New AP Stylebook Food Section: Finally, the Right Word For Corn Smut

Sure it's a word nerd thing, but for food freaks it settles a debate or two.

Yesterday, the Associated Press released its 2011 Stylebook, the journalistic standard for writing, with a first-ever food section consisting of 16-pages, and over 400 food names and terms, including 140 new entries like:

• locavore The preferred term for a person who strives to eat locally produced foods. • blind bake To bake the crust of a pie before filling it. • ghee A clarified butter used in Indian cooking. • huitlacoche Also called corn smut. A fungus that grows on corn. Considered a delicacy of Mexican cuisine, it has a smoky-sweet flavor.

See more new entries, find out if grilling and barbecuing can be used interchangeably, and discover if the word broccolini is really trademarked after the jump.

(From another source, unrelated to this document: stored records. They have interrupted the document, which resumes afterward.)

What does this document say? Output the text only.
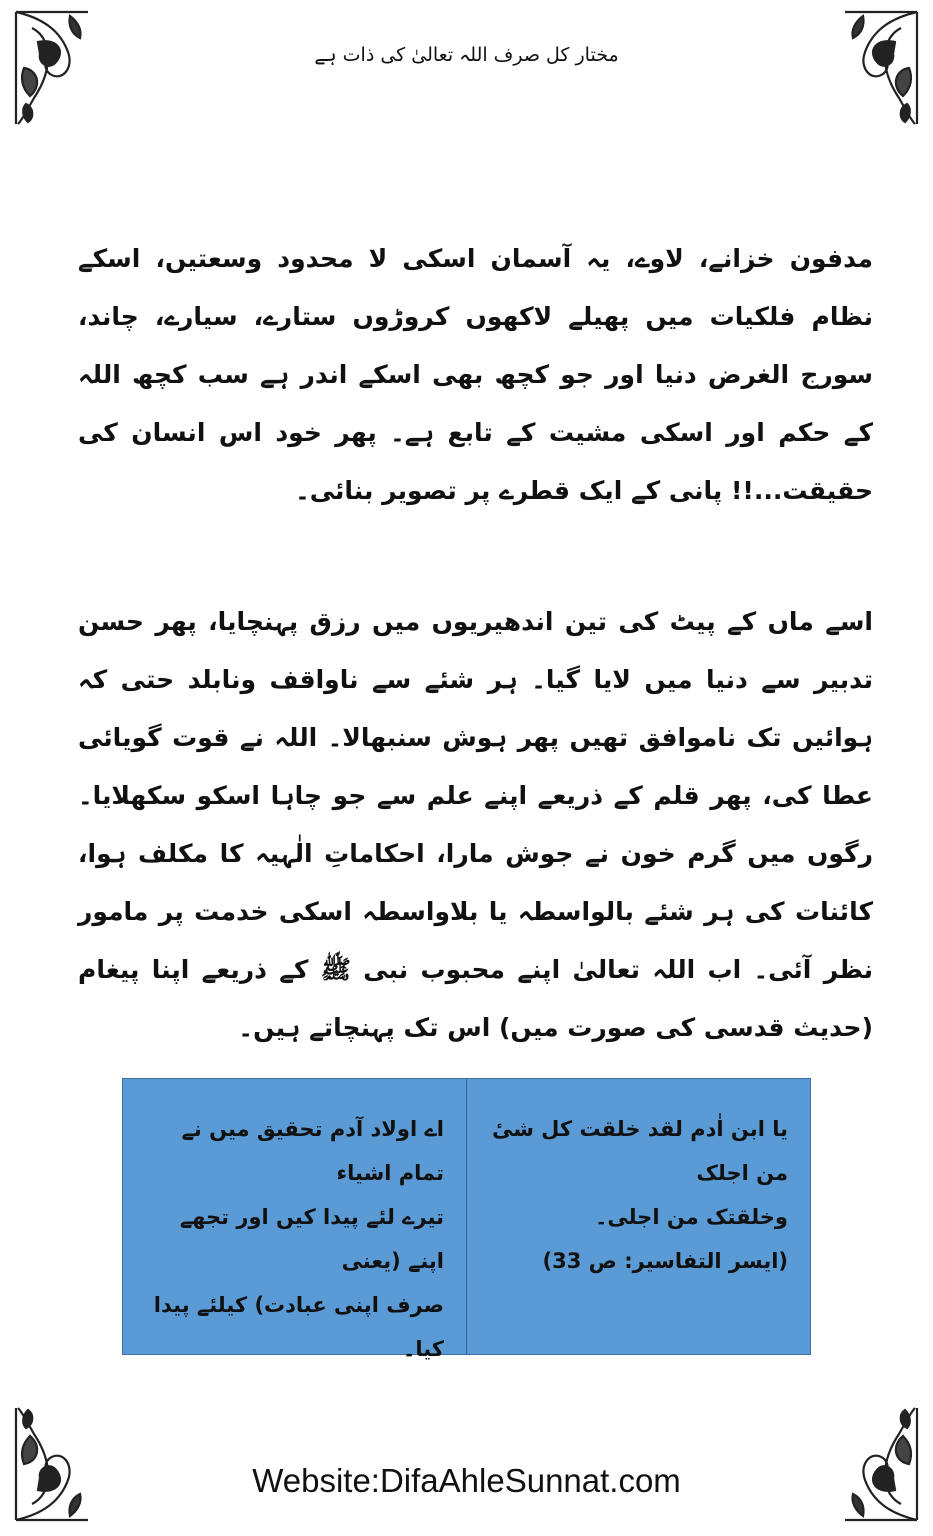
مختار کل صرف اللہ تعالیٰ کی ذات ہے

مدفون خزانے، لاوے، یہ آسمان اسکی لا محدود وسعتیں، اسکے نظام فلکیات میں پھیلے لاکھوں کروڑوں ستارے، سیارے، چاند، سورج الغرض دنیا اور جو کچھ بھی اسکے اندر ہے سب کچھ اللہ کے حکم اور اسکی مشیت کے تابع ہے۔ پھر خود اس انسان کی حقیقت...!! پانی کے ایک قطرے پر تصویر بنائی۔

اسے ماں کے پیٹ کی تین اندھیریوں میں رزق پہنچایا، پھر حسن تدبیر سے دنیا میں لایا گیا۔ ہر شئے سے ناواقف ونابلد حتی کہ ہوائیں تک ناموافق تھیں پھر ہوش سنبھالا۔ اللہ نے قوت گویائی عطا کی، پھر قلم کے ذریعے اپنے علم سے جو چاہا اسکو سکھلایا۔ رگوں میں گرم خون نے جوش مارا، احکاماتِ الٰہیہ کا مکلف ہوا، کائنات کی ہر شئے بالواسطہ یا بلاواسطہ اسکی خدمت پر مامور نظر آئی۔ اب اللہ تعالیٰ اپنے محبوب نبی ﷺ کے ذریعے اپنا پیغام (حدیث قدسی کی صورت میں) اس تک پہنچاتے ہیں۔

یا ابن اٰدم لقد خلقت کل شیٔ من اجلک
وخلقتک من اجلی۔
(ایسر التفاسیر: ص 33)
اے اولاد آدم تحقیق میں نے تمام اشیاء
تیرے لئے پیدا کیں اور تجھے اپنے (یعنی
صرف اپنی عبادت) کیلئے پیدا کیا۔
Website:DifaAhleSunnat.com
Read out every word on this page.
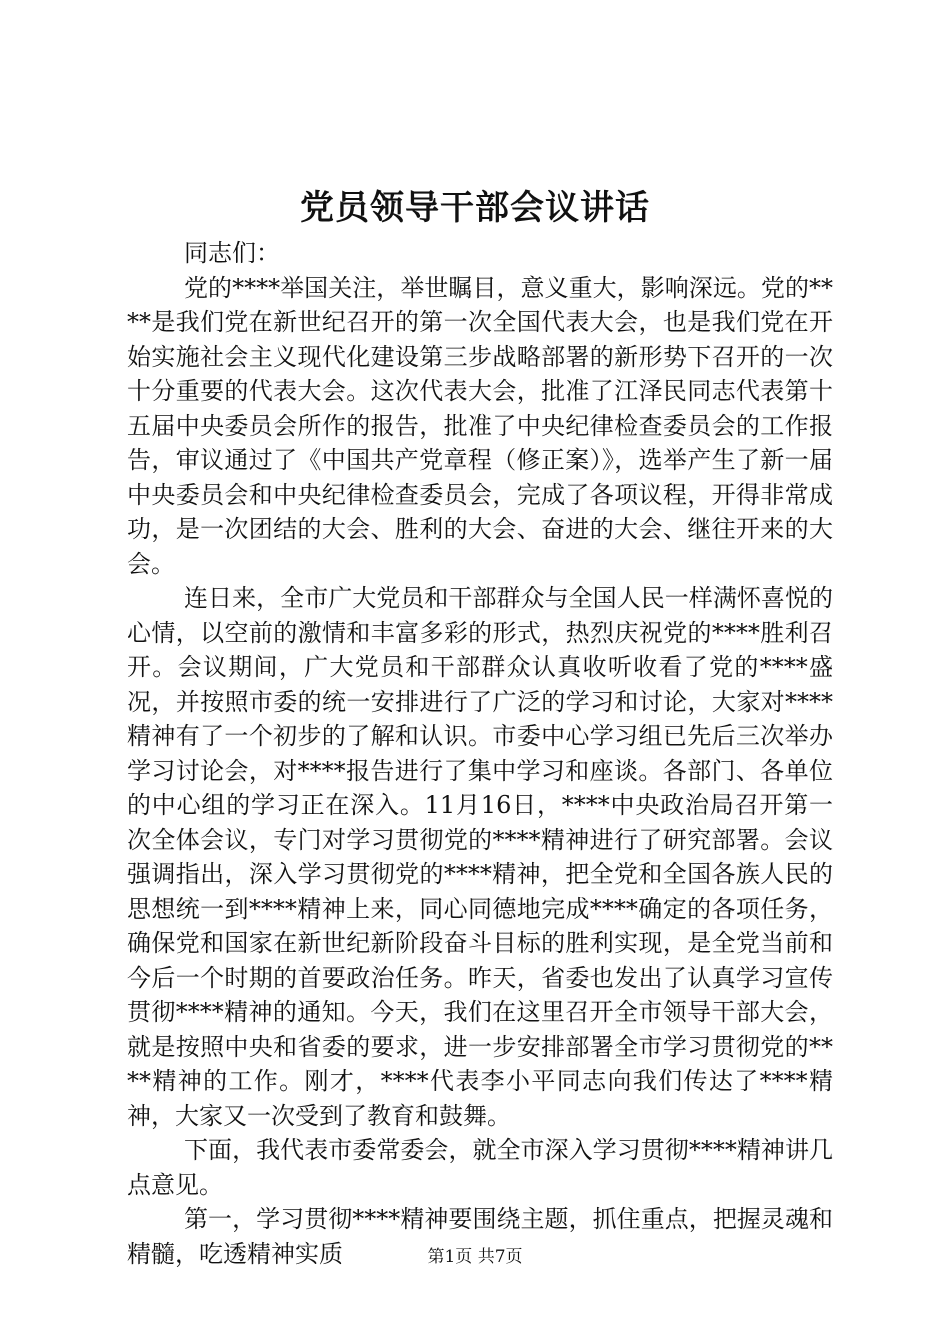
党员领导干部会议讲话

同志们：

党的****举国关注，举世瞩目，意义重大，影响深远。党的****是我们党在新世纪召开的第一次全国代表大会，也是我们党在开始实施社会主义现代化建设第三步战略部署的新形势下召开的一次十分重要的代表大会。这次代表大会，批准了江泽民同志代表第十五届中央委员会所作的报告，批准了中央纪律检查委员会的工作报告，审议通过了《中国共产党章程（修正案）》，选举产生了新一届中央委员会和中央纪律检查委员会，完成了各项议程，开得非常成功，是一次团结的大会、胜利的大会、奋进的大会、继往开来的大会。

连日来，全市广大党员和干部群众与全国人民一样满怀喜悦的心情，以空前的激情和丰富多彩的形式，热烈庆祝党的****胜利召开。会议期间，广大党员和干部群众认真收听收看了党的****盛况，并按照市委的统一安排进行了广泛的学习和讨论，大家对****精神有了一个初步的了解和认识。市委中心学习组已先后三次举办学习讨论会，对****报告进行了集中学习和座谈。各部门、各单位的中心组的学习正在深入。11月16日，****中央政治局召开第一次全体会议，专门对学习贯彻党的****精神进行了研究部署。会议强调指出，深入学习贯彻党的****精神，把全党和全国各族人民的思想统一到****精神上来，同心同德地完成****确定的各项任务，确保党和国家在新世纪新阶段奋斗目标的胜利实现，是全党当前和今后一个时期的首要政治任务。昨天，省委也发出了认真学习宣传贯彻****精神的通知。今天，我们在这里召开全市领导干部大会，就是按照中央和省委的要求，进一步安排部署全市学习贯彻党的****精神的工作。刚才，****代表李小平同志向我们传达了****精神，大家又一次受到了教育和鼓舞。

下面，我代表市委常委会，就全市深入学习贯彻****精神讲几点意见。

第一，学习贯彻****精神要围绕主题，抓住重点，把握灵魂和精髓，吃透精神实质	第1页 共7页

According to the AP press release, additional new entries in its Stylebook include:

• adobo sauce A spicy red sauce made from chilies, herbs and vinegar that is common to Mexican cooking. • farmstead Generally used to describe a cheese produced solely from the milk of one farm. • orecchiette A small, disk-like pasta.

"With all the cooking shows, blogs and magazines focusing on food, as well as growing interest in organic and locally sourced foods, our new food section feels timely and on trend," said Colleen Newvine, product manager of the AP Stylebook. "This new food section in the AP Stylebook reflects what we see anecdotally as a growing national interest in food writing and the need to answer language-based questions associated with that writing."

More AP Stylebook fun facts come from the website Endless Simmer, who learned:

• The verb barbecue (not barbeque or Bar-BQ) refers to the cooking of foods (usually meat) over flame or hot coals. As a noun, it can be both the meat cooked in this manner or the fire pit (grill). • Bloody mary is not capitalized, but sloppy Joe is. • Use foil when referring to aluminum foil (not tin foil.) • Fluffernutter is trademarked and so is Broccolini.

Don't worry foodies, there's a definition in AP's new Stylebook for you as well (foodie: Slang for a person with a strong interest in good food.)

Now let's go get some huitlacoche with a side of trademarked broccolini.